Wait, you never said that I had to initialize the object before I used it!

Raymond Chen

A customer reported that they were having trouble creating slim reader/writer locks at runtime. They simplified the issue to a short program:

#include <windows.h>
#include <iostream>
using namespace std; // this is just a quick test app
int a = 10;
// This version works
int working_version()
{
 SRWLOCK lock;
 AcquireSRWLockExclusive(&lock);
 cout<<"Acquired exclusively"<<endl;
 a++;
 ReleaseSRWLockExclusive(&lock);
}
// This one doesn't
int broken_version_1()
{
 SRWLOCK *lock = new SRWLOCK;
 AcquireSRWLockExclusive(lock);
 cout<<"Acquired exclusively"<<endl;
 a++;
 ReleaseSRWLockExclusive(lock);
 // ignore the memory leak - this is just a quick test app
}
// This one doesn't either
int broken_version_2()
{
 SRWLOCK *lock = new SRWLOCK[2];
 AcquireSRWLockExclusive(&lock[0]);
 cout<<"Acquired exclusively"<<endl;
 a++;
 ReleaseSRWLockExclusive(&lock[0]);
 // ignore the memory leak - this is just a quick test app
}
int main(int argc, char **argv)
{
 switch (argv[1][0]) {
 case '0': working_version(); break;
 case '1': broken_version_1(); break;
 case '2': broken_version_2(); break;
 }
 cout<<"a="<<a<<endl;
 return 0;
}

“What is the correct way of creating an SRWLOCK via the new operator?”

It wasn’t long before somebody noted that nowhere in the code is the function Initialize­SRW­Lock called.

“Oh, yeah, thanks for catching that.

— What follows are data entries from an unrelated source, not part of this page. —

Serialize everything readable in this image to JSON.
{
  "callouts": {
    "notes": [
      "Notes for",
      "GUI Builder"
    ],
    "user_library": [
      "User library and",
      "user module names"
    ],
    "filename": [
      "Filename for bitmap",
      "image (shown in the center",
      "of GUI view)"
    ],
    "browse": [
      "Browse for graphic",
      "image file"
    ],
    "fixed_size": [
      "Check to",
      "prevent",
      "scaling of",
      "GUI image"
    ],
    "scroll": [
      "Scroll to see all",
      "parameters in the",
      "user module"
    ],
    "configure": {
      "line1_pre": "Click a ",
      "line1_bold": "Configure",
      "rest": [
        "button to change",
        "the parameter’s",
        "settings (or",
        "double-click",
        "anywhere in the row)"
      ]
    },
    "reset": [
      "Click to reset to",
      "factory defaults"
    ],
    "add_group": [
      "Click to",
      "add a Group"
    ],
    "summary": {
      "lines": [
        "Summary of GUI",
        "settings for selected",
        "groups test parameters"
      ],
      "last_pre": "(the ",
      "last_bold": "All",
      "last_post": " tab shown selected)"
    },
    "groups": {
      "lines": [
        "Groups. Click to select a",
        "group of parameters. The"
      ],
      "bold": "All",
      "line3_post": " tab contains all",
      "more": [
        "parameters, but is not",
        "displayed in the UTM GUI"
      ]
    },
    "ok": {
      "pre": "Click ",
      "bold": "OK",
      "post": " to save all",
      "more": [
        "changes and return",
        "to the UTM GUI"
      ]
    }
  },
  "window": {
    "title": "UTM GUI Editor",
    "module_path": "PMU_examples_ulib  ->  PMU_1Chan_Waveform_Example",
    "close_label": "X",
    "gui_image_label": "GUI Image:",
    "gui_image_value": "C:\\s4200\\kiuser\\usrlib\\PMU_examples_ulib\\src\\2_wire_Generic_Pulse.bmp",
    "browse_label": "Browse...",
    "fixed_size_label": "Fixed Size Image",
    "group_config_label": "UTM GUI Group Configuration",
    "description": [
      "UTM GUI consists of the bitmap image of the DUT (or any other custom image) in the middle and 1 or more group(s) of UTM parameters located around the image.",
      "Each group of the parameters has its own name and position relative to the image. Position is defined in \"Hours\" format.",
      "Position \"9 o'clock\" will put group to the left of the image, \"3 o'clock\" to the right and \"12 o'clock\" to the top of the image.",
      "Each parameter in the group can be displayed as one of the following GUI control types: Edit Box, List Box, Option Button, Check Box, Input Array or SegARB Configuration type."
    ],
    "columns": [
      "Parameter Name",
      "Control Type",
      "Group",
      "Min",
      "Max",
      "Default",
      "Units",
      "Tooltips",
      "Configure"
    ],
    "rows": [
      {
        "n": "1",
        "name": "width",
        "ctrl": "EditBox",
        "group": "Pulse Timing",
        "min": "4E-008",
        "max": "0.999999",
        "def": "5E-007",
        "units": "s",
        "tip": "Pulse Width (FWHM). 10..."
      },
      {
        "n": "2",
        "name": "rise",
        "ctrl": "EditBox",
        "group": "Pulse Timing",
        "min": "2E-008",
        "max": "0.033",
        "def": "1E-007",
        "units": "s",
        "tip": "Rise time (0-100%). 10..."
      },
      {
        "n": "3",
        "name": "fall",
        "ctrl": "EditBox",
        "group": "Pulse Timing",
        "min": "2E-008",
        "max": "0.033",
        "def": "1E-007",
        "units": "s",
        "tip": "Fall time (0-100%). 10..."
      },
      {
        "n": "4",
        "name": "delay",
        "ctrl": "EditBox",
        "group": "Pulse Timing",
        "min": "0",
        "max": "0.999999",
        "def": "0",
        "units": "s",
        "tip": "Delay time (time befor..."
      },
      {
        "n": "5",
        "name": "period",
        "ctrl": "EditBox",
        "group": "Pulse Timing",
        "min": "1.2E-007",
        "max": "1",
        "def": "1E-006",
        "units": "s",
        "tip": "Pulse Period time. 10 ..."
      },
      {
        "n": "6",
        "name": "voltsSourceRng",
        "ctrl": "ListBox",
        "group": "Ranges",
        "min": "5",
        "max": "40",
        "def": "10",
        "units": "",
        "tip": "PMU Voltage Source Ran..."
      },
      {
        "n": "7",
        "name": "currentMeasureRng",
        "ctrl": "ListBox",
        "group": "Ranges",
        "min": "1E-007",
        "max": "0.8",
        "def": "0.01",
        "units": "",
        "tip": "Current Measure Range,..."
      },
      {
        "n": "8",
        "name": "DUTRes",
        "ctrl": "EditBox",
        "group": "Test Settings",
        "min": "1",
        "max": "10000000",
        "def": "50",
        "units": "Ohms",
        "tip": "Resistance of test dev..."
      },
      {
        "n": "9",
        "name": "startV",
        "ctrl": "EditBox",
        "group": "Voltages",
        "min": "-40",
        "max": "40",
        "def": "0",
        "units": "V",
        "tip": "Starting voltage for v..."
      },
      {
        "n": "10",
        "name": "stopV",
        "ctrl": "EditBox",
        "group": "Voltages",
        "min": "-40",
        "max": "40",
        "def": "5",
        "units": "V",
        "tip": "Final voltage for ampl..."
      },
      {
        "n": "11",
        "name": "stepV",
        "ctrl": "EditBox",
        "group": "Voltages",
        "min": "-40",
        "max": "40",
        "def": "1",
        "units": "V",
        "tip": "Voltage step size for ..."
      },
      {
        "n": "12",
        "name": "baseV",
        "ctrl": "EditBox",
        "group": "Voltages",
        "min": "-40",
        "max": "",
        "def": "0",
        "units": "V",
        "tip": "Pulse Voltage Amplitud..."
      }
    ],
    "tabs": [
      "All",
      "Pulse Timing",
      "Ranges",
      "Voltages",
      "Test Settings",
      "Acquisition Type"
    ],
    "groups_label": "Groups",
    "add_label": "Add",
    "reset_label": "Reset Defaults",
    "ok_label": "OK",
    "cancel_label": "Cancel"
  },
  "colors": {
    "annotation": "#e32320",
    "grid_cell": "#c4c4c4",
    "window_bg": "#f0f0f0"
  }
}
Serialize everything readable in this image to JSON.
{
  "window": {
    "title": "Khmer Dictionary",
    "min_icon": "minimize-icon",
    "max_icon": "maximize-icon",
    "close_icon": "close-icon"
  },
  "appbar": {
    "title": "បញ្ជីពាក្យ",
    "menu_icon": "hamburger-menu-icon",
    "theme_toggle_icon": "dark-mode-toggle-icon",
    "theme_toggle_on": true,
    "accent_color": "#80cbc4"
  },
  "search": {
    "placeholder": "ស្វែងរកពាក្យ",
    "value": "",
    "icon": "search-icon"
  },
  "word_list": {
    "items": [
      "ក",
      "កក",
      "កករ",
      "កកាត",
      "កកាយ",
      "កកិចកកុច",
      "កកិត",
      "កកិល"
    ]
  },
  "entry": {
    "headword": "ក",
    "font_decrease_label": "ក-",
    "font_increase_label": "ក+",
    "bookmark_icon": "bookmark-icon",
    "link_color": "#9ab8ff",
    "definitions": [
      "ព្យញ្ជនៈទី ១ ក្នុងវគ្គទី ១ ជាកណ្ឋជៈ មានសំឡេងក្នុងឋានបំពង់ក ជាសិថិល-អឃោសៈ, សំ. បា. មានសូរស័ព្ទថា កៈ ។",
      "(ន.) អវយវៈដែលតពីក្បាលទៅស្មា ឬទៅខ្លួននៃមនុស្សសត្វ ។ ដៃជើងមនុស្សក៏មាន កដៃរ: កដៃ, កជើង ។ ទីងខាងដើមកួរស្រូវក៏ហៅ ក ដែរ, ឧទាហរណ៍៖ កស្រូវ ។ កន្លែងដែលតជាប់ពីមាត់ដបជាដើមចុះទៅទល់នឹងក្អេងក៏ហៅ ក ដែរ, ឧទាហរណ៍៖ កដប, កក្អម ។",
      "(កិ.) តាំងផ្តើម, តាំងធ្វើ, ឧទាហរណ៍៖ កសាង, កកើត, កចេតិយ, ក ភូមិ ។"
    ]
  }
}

It looks like one needs to initialize SRW locks which are created via the new operator. Otherwise it’s not required.”

No, the function is always required. It’s just that you got lucky in the local variable case and the initial stack garbage looks enough like an initialized SRW lock that you don’t notice the problem.

MSDN doesn’t say “You must initialize an SRW lock before using it” because the statement was believed to be so obvious that it never occurred to anybody that somebody would think the opposite was true. I mean, what’s the point of having an Initialize­SRW­Lock function if initialization is not required? Think of it as one of the ground rules for programming: If an object has an initialization method, you must initialize the object before using it.

But just to be sure, I’ve submitted a documentation change request to add the requirement.

Bonus chatter: A common coding pattern is to wrap the low-level C-style object inside a C++style RAII-style object.

Bonus chatter 2: If you’re creating a highly-concurrent system, then you should probably put each lock on its own cache line.